L’investiture du nouveau président sénégalais Bassirou Diomaye Faye a été marquée par la présence du président de la transition guinéenne, le général Mamady Doumbia, et des délégations envoyées par les juntes malienne et burkinabé. Cette présence à côté des chefs d’État de la CEDEAO va-t-elle ouvrir une nouvelle ère de rapprochement avec les pays de l’Alliance des États du Sahel (AES) qui ont affiché leur volonté de s’émanciper de ladite organisation ? La balle est dans le camp du nouveau président Diomaye Faye.
La cérémonie d’investiture du nouveau président sénégalais Bassirou Diomaye Faye a été marquée par la présence des pays de l’Alliance des États du Sahel (AES) qui ont envoyé de fortes délégations.
Ainsi, le chef de la transition en Guinée, le général Mamady Doumbia, le chef de la diplomatie malienne Abdoulaye Diop, le président du Conseil national de transition (CNT) du Mali et celui du Burkina Faso ont fait le déplacement à Dakar.
Ces représentants des régimes militaires du Sahel ont côtoyé les responsables de la CEDEAO dont le président nigérian Bola Tinubu, le président bissau-guinéen Umaru Sissoko Embalo, le président gambien Adama Barrow, le président mauritanien Mohamed Ould Cheikh Ghazouani, le président ghanéen Nana Akufo Addo et le vice-président ivoirien Tiémoko Meyliet Koné.
Les images de Bola Tinubu à côté des représentants de la junte malienne, burkinabé et guinéenne semblent prédestiner le nouveau président sénégalais à un rôle de médiateur dans l’espace ouest-africain marqué par l’hostilité grandissante entre les pays de l’AES (Burkina Faso, Mali et Niger) et le reste des pays de la CEDEAO.
En effet, le 28 janvier, les trois pays de l’AES ont annoncé leur retrait “sans délai” de la CEDEAO, déclenchant une crise géopolitique majeure et mettant en péril la survie de l’organisation qui a vu le jour en 1975.
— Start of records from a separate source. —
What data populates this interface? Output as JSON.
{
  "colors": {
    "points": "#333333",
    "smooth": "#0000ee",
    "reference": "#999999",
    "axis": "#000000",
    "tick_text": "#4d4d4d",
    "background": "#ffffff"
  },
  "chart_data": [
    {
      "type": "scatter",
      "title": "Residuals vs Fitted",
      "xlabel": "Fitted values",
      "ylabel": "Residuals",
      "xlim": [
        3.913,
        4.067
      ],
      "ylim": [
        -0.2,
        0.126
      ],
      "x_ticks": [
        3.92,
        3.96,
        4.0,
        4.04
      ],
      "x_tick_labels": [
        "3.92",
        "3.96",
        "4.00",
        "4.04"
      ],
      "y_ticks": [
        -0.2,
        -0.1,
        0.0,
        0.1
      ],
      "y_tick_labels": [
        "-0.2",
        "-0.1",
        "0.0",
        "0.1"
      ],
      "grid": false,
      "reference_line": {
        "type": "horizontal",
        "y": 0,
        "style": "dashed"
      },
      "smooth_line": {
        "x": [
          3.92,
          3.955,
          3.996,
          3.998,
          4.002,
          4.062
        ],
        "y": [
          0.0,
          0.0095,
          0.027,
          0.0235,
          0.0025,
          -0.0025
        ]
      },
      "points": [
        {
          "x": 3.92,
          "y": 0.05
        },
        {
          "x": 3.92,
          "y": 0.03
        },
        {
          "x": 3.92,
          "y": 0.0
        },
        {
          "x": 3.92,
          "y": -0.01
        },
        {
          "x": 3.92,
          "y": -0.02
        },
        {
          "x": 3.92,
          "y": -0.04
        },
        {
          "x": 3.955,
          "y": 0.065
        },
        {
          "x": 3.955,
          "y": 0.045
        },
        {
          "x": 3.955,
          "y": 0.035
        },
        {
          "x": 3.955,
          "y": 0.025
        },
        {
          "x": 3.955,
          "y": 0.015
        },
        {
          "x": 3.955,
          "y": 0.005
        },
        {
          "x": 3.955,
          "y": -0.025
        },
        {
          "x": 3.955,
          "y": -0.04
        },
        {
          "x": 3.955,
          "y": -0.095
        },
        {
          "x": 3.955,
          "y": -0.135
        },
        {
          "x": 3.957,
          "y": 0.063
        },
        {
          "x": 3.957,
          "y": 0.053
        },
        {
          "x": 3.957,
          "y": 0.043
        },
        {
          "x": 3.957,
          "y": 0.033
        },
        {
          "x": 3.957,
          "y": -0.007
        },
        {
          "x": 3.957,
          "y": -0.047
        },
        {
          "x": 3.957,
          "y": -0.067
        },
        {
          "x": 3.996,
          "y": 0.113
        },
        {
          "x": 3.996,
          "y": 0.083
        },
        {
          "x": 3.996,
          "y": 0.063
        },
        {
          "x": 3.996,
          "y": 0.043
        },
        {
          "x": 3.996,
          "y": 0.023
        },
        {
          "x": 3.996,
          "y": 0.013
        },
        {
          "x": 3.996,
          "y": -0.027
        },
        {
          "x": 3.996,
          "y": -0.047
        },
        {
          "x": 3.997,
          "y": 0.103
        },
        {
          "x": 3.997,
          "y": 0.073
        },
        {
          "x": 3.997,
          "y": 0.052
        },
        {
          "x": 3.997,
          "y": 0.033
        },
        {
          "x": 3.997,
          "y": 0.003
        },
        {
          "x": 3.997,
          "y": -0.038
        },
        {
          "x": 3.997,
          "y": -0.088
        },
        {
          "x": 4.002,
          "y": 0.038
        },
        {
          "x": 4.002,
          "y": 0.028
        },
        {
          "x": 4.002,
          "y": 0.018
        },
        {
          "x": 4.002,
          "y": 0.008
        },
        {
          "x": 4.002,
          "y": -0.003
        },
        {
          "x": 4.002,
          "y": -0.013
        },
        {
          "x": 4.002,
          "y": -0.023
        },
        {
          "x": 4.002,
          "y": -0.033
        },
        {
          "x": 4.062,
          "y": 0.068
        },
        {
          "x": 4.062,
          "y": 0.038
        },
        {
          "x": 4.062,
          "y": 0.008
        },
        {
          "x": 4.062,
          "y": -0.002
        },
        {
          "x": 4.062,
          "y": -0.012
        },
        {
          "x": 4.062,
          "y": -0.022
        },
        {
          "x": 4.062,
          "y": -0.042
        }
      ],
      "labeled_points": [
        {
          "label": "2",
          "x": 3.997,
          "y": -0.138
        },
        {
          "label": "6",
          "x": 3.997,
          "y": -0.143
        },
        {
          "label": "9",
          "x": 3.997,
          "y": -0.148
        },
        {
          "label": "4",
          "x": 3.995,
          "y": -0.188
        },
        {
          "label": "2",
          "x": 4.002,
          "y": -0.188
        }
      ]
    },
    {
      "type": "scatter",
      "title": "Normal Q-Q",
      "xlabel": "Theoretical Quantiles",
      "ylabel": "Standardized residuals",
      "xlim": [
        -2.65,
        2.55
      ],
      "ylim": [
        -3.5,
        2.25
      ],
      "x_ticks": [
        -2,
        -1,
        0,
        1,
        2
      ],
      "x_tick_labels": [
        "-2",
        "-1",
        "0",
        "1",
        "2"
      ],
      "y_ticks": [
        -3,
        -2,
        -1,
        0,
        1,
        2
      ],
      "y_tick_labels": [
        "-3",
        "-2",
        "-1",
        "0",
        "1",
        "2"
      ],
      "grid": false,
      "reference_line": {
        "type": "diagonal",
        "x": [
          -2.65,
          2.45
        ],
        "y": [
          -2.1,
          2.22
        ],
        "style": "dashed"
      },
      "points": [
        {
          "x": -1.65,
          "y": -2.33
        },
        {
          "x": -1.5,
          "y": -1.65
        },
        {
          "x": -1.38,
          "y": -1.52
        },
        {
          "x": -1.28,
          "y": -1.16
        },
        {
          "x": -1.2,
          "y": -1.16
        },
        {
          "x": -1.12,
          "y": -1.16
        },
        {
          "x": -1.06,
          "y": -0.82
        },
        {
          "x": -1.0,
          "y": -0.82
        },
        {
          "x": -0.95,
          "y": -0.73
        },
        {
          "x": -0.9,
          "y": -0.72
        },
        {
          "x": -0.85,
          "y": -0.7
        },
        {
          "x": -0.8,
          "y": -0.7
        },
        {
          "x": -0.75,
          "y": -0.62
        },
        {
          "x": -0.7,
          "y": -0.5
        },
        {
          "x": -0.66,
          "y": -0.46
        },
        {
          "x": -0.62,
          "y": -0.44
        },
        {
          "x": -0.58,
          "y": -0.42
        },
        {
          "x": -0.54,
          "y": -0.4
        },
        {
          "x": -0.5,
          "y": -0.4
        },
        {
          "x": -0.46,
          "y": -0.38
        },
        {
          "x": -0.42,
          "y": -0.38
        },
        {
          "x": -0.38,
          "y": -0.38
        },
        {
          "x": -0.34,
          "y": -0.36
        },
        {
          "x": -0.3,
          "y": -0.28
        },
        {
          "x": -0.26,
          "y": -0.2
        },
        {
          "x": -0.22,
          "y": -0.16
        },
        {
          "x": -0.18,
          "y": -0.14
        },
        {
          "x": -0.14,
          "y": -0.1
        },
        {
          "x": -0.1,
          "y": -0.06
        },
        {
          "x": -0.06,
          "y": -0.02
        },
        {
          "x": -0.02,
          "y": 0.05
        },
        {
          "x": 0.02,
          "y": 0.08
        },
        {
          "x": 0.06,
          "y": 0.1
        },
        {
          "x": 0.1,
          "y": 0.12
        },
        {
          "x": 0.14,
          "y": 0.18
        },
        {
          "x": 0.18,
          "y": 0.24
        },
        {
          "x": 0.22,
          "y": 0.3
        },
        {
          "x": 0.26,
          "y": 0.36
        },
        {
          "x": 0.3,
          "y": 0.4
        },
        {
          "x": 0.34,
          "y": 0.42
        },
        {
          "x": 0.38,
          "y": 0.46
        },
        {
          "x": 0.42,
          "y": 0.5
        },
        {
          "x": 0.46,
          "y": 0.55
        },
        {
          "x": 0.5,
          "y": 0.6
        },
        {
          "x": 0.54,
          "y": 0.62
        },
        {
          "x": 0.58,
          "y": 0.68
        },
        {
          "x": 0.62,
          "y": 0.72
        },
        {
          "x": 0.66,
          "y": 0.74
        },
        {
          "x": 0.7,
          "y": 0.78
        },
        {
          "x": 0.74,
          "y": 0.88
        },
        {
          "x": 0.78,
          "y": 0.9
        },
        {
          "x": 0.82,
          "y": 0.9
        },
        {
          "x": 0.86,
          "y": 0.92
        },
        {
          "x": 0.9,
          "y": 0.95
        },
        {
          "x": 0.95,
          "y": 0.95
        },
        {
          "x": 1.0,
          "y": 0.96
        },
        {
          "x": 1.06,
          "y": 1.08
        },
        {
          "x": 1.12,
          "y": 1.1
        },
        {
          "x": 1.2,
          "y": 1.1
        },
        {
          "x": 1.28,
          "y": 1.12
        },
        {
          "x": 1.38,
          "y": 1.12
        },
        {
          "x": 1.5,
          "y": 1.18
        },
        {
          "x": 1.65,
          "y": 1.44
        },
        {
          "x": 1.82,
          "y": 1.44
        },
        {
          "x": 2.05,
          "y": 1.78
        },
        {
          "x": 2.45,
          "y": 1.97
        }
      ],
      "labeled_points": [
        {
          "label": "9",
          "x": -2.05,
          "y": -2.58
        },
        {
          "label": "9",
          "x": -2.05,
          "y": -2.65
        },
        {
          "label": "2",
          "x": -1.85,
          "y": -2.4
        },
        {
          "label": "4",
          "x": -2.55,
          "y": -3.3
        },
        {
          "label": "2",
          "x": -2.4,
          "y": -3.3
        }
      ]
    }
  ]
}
Le coup d’État au Niger le 26 juillet 2023 a été l’élément déclencheur de cette crise où le Mali, le Burkina Faso et le Niger avaient émis leur volonté d’aller vers une confédération politique indépendante du reste de la CEDEAO.
Même si l’organisation sous-régionale a levé les sanctions économiques et financières qui pesaient sur le Niger, depuis le coup d’État contre le président Mohamed Bazoum, la tension reste palpable entre les deux organisations.
Les trois pays qui représentent 70 millions d’habitants et près de 2 millions de kilomètres carrés affichent de plus en plus leur indépendance par rapport aux puissances occidentales. Sur le plan géopolitique, les pays de l’AES entendent nouer de plus étroites relations avec Moscou au détriment des puissances occidentales forcées de plier bagage comme la force Barkhane au Mali et les troupes américaines au Niger.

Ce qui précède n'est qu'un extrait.